Banca Intesa intende chiedere la liquidazione coatta, ovvero il fallimento, del Fondo Pensioni COMIT con la conseguente cessazione immediata di tutte le prestazioni, compreso il pagamento delle rate di pensione, e la liquidazione fallimentare di tutti i beni patrimoniali del Fondo.
Ad oggi non sappiamo come si concluderà la vicenda, ovvero se gli oltre diecimila lavoratori interessati vedranno volatilizzarsi in tutto o in parte la pensione integrativa che il fondo doveva assicurare loro, o se il Governo lancerà in qualche modo un “salvagente”, scaricando sulla collettività la copertura delle perdite del Fondo, così come è già avvenuto negli anni `90 di fronte alle crisi delle banche meridionali.
Quello che appare comunque evidente è il silenzio che sta accompagnando la sorte di oltre 10.000 famiglie, che rischiano di vedersi tagliare drasticamente il livello e tenore di vita promessi e “garantiti” loro da un fondo pensione(per di più bancario e con 83 anni di vita alle spalle!) che ha accumulato nel giro di qualche anno un disavanzo di 28,5 milioni di Euro.
Questo silenzio è evidente, ma anche logico.
Siamo nel momento in cui il governo si appresta a varare il decreto applicativo della riforma previdenziale che imporrà, in assenza di un esplicito e formale rifiuto dei lavoratori, il trasferimento coatto del TFR (Trattamento diFine Rapporto) ai Fondi Pensione.

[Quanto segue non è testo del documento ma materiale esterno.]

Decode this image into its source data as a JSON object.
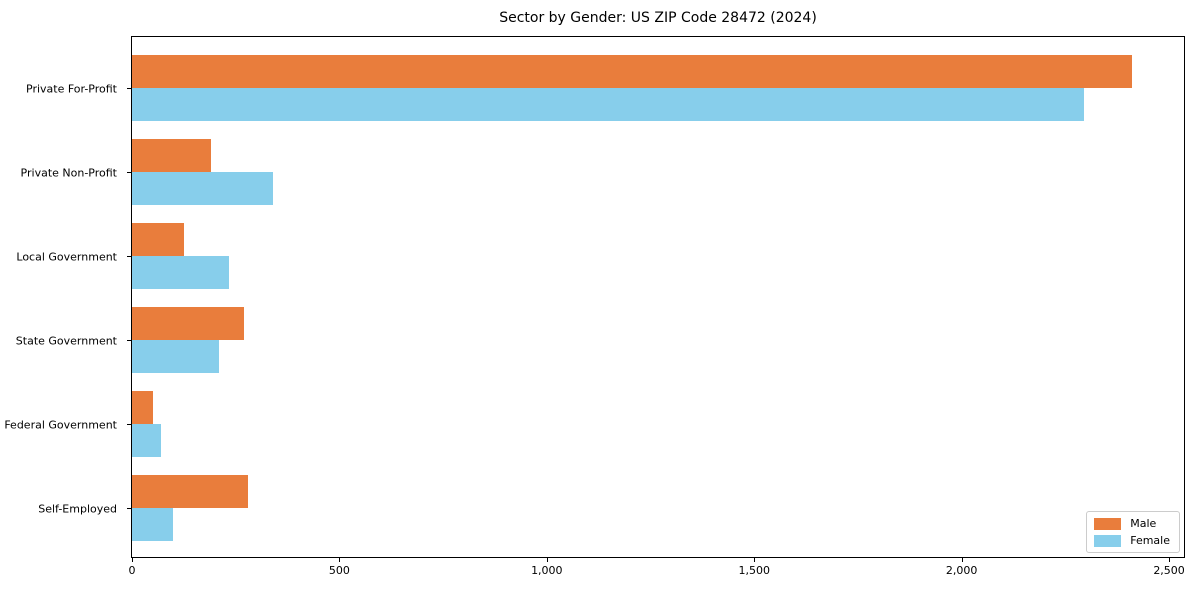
{
  "chart_data": {
    "type": "bar",
    "orientation": "horizontal",
    "title": "Sector by Gender: US ZIP Code 28472 (2024)",
    "categories": [
      "Private For-Profit",
      "Private Non-Profit",
      "Local Government",
      "State Government",
      "Federal Government",
      "Self-Employed"
    ],
    "series": [
      {
        "name": "Male",
        "color": "#e97d3c",
        "values": [
          2410,
          190,
          125,
          270,
          50,
          280
        ]
      },
      {
        "name": "Female",
        "color": "#87ceeb",
        "values": [
          2295,
          340,
          235,
          210,
          70,
          100
        ]
      }
    ],
    "xlabel": "",
    "ylabel": "",
    "xlim": [
      0,
      2536
    ],
    "xticks": {
      "values": [
        0,
        500,
        1000,
        1500,
        2000,
        2500
      ],
      "labels": [
        "0",
        "500",
        "1,000",
        "1,500",
        "2,000",
        "2,500"
      ]
    },
    "legend_position": "lower right",
    "grid": false,
    "background_color": "#ffffff",
    "spine_color": "#000000"
  }
}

Già i “numeri” dimostrano come la favola dei rendimenti promessi per avere una pensione decente con i Fondi pensione sia, appunto, una favola, e come nessun Fondo sia in grado di garantire lo stesso piccolo rendimento che il TFR invece assicura.

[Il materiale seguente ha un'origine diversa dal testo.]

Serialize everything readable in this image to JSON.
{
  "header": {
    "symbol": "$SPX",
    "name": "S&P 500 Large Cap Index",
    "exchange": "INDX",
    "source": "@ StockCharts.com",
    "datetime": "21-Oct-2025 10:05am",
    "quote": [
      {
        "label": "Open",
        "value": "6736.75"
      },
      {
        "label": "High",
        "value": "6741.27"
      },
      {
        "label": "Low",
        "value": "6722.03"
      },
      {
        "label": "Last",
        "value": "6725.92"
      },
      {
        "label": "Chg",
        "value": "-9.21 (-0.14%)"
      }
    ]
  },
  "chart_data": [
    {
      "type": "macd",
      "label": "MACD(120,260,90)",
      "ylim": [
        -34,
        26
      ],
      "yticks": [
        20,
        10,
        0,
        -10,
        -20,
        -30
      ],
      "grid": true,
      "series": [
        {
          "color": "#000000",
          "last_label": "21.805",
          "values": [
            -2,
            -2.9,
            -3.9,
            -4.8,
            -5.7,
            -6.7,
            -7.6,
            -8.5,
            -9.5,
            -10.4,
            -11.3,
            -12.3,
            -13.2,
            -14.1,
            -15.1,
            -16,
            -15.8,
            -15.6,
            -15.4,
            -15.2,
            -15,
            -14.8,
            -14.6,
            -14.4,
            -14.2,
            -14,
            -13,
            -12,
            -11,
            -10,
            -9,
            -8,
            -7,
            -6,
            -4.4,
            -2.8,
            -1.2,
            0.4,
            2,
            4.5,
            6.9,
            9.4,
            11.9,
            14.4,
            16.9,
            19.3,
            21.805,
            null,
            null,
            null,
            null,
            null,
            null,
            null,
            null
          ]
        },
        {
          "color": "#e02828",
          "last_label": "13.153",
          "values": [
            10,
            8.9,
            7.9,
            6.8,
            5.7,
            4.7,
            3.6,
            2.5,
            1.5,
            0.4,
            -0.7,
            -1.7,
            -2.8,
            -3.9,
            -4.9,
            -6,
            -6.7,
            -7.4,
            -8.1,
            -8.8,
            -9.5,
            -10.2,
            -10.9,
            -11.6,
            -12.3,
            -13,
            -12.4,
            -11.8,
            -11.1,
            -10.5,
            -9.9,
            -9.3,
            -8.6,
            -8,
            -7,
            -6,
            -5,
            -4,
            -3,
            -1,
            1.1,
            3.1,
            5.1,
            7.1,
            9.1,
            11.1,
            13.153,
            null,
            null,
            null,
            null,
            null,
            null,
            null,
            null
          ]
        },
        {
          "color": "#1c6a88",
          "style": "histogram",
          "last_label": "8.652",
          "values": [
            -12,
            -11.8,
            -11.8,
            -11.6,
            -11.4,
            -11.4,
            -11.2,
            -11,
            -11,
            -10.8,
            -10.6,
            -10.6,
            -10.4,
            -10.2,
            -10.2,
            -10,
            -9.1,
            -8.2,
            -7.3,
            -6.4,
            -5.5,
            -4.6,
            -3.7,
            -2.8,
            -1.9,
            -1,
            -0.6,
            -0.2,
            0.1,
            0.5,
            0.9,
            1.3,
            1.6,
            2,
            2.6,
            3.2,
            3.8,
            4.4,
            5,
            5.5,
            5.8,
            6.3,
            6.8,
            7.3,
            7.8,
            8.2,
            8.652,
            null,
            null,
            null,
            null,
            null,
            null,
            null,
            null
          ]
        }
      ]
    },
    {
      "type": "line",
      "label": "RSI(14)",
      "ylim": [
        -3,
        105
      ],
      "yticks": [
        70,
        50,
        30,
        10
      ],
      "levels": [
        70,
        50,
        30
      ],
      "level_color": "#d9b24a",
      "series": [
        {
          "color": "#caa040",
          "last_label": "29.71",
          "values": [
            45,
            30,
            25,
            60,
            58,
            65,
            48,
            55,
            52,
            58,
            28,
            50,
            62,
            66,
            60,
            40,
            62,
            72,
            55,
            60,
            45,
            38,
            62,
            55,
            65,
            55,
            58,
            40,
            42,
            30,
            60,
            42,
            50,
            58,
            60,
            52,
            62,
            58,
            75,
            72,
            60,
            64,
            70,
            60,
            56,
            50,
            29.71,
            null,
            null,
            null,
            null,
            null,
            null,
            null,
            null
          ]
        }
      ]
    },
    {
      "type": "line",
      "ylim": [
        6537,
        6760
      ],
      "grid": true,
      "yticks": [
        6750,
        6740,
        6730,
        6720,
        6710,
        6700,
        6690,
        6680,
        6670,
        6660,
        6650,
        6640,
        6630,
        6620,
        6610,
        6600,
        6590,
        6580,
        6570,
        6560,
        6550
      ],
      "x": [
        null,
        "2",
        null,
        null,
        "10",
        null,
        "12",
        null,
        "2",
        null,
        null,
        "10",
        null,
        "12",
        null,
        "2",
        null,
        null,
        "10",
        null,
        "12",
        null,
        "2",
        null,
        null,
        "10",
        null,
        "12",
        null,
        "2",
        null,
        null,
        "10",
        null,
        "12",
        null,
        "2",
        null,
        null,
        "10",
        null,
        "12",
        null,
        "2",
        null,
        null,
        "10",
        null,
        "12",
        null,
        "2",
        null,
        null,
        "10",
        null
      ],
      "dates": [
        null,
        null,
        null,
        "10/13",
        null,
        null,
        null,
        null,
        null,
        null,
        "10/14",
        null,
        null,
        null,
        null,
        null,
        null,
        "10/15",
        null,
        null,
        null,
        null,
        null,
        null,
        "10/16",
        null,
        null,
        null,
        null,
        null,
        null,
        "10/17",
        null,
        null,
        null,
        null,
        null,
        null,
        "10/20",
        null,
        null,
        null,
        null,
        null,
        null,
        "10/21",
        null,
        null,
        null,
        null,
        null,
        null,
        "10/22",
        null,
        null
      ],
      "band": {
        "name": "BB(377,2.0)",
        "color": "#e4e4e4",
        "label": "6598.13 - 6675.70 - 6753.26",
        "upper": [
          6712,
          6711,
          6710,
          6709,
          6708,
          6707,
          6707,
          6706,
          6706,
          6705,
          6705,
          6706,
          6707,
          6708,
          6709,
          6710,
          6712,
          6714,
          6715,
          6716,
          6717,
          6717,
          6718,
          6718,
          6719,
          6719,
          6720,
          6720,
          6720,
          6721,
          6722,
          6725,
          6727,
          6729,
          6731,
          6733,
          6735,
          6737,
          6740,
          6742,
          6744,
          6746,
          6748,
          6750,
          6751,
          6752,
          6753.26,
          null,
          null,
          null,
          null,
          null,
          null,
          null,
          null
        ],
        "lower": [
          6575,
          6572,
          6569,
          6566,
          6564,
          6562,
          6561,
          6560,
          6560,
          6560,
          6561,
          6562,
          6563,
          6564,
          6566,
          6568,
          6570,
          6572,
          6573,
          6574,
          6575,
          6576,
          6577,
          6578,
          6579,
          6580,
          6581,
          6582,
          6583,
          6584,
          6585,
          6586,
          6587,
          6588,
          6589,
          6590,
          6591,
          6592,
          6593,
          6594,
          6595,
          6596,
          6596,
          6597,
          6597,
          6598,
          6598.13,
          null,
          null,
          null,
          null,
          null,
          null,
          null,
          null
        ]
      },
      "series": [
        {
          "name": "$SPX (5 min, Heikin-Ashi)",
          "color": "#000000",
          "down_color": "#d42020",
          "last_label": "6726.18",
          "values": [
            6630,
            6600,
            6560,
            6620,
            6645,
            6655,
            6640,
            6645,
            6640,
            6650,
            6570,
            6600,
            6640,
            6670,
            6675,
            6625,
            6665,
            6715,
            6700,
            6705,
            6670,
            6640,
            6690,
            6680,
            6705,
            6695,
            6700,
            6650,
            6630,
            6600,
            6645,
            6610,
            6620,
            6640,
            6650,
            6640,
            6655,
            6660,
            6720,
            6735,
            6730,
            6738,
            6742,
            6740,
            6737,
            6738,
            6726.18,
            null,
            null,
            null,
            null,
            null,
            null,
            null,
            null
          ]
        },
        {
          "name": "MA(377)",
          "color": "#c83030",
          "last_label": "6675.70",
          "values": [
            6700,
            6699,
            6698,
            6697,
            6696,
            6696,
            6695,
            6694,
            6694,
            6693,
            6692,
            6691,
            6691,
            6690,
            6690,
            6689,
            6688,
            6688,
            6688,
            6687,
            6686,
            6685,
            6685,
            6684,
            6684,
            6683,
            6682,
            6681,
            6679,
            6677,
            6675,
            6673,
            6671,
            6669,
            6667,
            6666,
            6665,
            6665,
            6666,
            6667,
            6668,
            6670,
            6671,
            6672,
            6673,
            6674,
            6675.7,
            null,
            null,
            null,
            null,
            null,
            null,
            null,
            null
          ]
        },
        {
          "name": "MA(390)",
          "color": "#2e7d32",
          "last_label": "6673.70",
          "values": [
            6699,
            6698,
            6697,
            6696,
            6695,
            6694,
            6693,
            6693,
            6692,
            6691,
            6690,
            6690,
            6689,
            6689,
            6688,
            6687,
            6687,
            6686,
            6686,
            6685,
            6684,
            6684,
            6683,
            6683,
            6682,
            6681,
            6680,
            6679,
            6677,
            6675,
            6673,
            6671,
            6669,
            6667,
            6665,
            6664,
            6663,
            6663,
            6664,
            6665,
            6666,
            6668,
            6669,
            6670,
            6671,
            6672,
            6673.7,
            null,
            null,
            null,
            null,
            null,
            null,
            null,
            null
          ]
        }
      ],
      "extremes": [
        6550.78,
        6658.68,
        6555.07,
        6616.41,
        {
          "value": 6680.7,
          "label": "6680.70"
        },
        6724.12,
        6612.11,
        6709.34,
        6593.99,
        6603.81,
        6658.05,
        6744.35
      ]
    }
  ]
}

Ed ora, se portato alla conoscenza della maggioranza dei lavoratori, un caso come quello del Fondo Comit metterebbe brutalmente sotto gli occhi di tutti qualcosa che la storia dei Fondi pensione nel mondo ha dimostrato troppo frequentemente. Le forme di previdenza a capitalizzazione, tipiche della previdenza privata ed in particolare dei Fondi pensione, non sono cioè intrinsecamente idonee proprio sul piano previdenziale.
Questo perché nulla e nessuno può garantire che, per una qualunque ragione (un periodo di iperinflazione, una drastica svalutazione della moneta, gli effetti di operazioni speculative o truffaldine – alla Enron o alla Parmalat tanto per intenderci – o di mere scelte semplicemente sbagliate del gestore – come potrebbe essere il caso del Fondo Comit), l`intero capitale accantonato, o parte di esso, si volatilizzi lasciando in braghe di tela chi sui propri versamenti aveva costruito le speranze di una vecchiaia serena.
Se a questo accostiamo il fatto che la riscossione del TFR è invece garantita da un apposito fondo Inps anche di fronte al fallimento del datore di lavoro, si capisce perfettamente perché al caso Comit sia stata messa la sordina.
Diviene allora sempre più urgente organizzare nelle prossime settimane tutte le forze, le energie e le intelligenze comunque disponibili per coordinare una grande campagna informativa che faccia conoscere ai lavoratori la reale posta in gioco e li porti ad esprimere, nei sei mesi di tempo che avrannodalla data di entrata in vigore del decreto applicativo, il loro rifiuto a vedersi sottrarre il TFR per foraggiare la speculazione finanziaria mediante i Fondi pensione.